I am currently experimenting with using a small hemisphere to grow the hair on. You could add a band for decoration, but I am thinking of excluding it from the dynamics calculations. I currently have a stable animation but the movement is not as natural as I want so still playing with the dynamics parameters.
This is something I'm working on for my character ...
Planning to do static hair on scalp and dynamic tail on blue area of the hair tie.
Dunno if it's gonna work, but I will try later today, BTW, scalp and tie mesh are one object with 3 different shading domains :lol:
I have my test animation done - still a work in progress but shows that something passable is possible.
http://youtu.be/TvK7OEXJbZg
All feedback welcomed.
5thElement - very neat modelling!
Thanks Phil.
Here is a very crude test (low hair count) of the idea ...
Shading for the tail itself needs to be fixed, of course (root color needs to be lighter then on the rest of it) :-)
You guys are getting me excited about the ponytail concept! Really neat work, and so quickly done too :)
PhilW's test might be crude but I think it proves the concept can work, and 5th Element I love that styling you came up with, it's pretty much exactly what I pictured in my head and looks great.

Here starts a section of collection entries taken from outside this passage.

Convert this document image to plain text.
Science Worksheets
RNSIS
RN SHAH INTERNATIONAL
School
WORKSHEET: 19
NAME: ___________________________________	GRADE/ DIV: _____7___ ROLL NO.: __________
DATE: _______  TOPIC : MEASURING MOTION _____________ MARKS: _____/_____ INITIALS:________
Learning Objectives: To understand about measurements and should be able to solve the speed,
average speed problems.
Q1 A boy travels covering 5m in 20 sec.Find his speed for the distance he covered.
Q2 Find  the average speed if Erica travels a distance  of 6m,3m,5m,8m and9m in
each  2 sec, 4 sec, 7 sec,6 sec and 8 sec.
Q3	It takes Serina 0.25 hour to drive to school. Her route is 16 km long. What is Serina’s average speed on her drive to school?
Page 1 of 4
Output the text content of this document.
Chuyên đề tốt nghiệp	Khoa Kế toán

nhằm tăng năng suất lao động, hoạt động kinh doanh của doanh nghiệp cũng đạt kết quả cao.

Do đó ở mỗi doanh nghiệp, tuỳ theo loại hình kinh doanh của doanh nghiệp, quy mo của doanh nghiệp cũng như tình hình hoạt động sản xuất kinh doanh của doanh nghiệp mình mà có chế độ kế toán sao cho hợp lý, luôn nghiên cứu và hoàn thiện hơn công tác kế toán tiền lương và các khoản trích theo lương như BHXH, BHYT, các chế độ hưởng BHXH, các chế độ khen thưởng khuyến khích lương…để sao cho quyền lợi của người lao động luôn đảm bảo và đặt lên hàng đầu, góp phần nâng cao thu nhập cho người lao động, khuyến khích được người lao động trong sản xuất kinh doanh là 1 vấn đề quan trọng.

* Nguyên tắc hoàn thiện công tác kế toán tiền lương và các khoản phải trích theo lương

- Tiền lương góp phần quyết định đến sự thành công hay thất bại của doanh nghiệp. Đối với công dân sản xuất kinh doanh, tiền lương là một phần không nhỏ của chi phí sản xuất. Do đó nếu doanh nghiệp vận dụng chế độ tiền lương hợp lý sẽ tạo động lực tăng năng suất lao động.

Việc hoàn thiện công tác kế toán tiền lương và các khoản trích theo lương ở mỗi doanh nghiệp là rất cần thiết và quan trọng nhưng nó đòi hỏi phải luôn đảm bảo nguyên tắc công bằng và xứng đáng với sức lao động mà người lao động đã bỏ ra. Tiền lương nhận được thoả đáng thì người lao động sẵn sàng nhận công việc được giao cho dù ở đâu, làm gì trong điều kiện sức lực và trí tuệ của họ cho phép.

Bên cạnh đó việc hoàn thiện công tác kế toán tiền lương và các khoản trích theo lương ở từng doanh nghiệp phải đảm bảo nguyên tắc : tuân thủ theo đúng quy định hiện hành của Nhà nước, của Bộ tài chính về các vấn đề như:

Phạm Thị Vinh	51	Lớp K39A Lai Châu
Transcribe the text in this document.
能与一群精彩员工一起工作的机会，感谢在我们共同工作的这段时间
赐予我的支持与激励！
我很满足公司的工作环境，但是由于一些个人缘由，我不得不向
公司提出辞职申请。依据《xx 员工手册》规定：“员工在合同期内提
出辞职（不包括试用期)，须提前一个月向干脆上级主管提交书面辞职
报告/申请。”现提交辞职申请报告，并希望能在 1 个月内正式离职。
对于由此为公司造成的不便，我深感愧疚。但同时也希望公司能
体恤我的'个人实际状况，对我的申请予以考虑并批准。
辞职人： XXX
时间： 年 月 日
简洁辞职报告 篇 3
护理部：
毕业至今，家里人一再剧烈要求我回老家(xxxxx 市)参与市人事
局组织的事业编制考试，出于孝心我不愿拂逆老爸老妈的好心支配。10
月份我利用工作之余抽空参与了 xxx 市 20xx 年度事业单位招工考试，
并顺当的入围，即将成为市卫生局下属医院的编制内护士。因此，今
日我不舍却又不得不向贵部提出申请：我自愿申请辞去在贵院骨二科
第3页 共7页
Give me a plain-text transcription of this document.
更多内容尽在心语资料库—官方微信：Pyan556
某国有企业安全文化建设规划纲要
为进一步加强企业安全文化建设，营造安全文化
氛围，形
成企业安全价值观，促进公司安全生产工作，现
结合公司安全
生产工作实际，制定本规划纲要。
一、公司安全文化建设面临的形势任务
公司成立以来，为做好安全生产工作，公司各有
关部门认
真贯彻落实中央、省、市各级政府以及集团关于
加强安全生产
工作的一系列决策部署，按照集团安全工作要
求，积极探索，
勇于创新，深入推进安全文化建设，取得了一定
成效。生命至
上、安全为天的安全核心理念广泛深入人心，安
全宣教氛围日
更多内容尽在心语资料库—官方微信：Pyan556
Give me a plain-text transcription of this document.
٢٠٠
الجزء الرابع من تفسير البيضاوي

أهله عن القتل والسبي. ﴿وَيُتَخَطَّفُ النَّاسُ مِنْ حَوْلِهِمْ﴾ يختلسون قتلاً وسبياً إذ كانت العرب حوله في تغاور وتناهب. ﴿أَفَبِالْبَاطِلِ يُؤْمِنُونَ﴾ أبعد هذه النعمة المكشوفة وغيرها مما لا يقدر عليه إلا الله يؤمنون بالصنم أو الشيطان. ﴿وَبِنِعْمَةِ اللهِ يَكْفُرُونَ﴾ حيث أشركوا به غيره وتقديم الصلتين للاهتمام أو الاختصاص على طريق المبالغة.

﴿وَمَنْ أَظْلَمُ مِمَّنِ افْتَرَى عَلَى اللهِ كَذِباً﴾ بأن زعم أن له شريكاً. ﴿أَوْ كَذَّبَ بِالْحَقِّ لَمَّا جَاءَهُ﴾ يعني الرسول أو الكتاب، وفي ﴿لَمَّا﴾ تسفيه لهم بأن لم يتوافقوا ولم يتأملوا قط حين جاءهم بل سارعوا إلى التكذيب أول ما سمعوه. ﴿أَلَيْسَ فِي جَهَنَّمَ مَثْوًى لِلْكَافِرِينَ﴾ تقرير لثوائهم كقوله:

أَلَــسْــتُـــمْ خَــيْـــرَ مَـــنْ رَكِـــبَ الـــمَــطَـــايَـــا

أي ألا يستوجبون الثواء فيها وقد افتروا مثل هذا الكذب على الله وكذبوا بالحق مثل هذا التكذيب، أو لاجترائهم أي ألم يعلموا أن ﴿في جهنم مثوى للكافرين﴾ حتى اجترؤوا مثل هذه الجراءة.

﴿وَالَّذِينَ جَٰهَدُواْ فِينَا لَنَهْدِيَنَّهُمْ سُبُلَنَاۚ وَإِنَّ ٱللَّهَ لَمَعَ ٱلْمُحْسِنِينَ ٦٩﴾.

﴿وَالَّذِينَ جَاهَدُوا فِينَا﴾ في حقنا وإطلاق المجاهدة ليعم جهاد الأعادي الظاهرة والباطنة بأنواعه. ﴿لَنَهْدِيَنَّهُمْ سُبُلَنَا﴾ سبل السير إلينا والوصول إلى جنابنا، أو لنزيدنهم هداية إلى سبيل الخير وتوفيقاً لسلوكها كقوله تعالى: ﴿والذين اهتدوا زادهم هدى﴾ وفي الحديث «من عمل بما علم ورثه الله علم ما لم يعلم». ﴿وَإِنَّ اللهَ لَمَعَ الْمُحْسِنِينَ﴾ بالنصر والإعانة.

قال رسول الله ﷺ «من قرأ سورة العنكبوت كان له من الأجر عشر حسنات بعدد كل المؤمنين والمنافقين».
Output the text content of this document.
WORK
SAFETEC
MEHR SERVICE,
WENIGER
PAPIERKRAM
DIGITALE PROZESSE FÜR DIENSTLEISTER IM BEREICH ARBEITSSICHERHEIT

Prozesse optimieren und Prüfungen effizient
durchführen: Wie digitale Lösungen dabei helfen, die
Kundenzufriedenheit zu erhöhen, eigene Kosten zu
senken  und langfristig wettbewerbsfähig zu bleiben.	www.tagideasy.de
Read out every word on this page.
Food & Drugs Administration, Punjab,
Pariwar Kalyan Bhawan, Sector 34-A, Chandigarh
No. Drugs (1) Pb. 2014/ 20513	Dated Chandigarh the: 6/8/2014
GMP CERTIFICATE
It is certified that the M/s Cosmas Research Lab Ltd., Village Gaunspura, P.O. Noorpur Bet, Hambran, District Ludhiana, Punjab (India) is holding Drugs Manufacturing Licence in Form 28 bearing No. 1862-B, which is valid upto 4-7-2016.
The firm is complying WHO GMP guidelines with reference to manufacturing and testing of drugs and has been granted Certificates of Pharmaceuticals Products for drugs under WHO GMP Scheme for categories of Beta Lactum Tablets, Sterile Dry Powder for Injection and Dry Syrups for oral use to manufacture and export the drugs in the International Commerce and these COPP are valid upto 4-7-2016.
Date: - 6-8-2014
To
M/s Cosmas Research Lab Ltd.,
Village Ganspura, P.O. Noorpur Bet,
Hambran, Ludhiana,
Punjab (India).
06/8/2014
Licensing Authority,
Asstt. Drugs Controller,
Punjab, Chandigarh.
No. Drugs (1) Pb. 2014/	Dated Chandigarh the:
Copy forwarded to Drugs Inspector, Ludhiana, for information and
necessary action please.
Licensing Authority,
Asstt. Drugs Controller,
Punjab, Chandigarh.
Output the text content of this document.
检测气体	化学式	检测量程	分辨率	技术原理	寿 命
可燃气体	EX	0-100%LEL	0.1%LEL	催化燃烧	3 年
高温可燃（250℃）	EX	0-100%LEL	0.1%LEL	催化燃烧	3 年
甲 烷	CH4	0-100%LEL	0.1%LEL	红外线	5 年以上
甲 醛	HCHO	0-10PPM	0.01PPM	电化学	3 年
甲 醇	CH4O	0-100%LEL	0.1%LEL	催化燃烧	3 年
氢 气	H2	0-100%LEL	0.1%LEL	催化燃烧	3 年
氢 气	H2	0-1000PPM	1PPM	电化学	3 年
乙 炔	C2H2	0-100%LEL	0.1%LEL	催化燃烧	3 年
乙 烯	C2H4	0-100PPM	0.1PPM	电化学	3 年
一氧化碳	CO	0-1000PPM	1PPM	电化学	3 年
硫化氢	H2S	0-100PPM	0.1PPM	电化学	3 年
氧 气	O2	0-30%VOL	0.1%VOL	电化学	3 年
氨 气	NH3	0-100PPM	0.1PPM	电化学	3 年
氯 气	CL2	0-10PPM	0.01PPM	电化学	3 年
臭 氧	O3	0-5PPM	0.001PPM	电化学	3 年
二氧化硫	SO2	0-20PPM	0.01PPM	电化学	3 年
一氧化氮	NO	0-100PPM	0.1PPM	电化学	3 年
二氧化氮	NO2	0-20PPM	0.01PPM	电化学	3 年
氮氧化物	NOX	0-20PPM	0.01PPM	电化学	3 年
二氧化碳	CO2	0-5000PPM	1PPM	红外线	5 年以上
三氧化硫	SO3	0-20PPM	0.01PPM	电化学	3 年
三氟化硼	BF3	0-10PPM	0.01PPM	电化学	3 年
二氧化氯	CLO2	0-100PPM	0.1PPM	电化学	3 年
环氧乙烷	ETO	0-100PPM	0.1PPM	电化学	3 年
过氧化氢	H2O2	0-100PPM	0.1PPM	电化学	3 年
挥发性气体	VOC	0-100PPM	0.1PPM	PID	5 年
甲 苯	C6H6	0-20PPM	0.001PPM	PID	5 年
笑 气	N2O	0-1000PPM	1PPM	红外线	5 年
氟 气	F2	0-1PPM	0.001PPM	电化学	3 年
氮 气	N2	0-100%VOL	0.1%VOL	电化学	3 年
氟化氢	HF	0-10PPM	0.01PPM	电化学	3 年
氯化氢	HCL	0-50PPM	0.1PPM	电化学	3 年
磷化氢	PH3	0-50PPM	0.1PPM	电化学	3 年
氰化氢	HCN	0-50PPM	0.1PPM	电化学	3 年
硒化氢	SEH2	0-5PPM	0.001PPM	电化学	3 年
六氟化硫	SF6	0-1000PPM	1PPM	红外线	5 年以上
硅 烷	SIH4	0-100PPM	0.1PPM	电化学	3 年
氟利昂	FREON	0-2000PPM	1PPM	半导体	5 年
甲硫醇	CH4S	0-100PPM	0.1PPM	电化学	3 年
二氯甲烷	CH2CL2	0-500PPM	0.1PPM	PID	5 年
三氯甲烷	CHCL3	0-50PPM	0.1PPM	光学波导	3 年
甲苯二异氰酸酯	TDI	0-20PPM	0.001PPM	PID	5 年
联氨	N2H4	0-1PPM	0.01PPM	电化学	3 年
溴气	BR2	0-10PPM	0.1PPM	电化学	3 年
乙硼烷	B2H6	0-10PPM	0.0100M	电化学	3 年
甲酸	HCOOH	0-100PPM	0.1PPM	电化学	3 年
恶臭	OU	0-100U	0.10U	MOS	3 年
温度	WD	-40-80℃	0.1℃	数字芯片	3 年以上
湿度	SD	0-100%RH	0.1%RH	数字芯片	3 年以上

I've got to go mow the lawn, and the 'drive' on my mower is broken so it will be a heck of a workout pushing that beast around (and sadly I've got a pretty big yard) so I'll have to wait til later today to play, but I'm itching to get back into the 'swing' of things on this ponytail idea :)
I just for my own curiosity tried the moda cuts as is in Carrara render and Octane
i did some thinking about the idea of the ponytail and like some of the previous poster posted, the two hair idea seems like the best course of action. I'm just glad that a simple suggestion/idea got so much attention and hopefully though everybody's work a new hair style can become widely known and common place.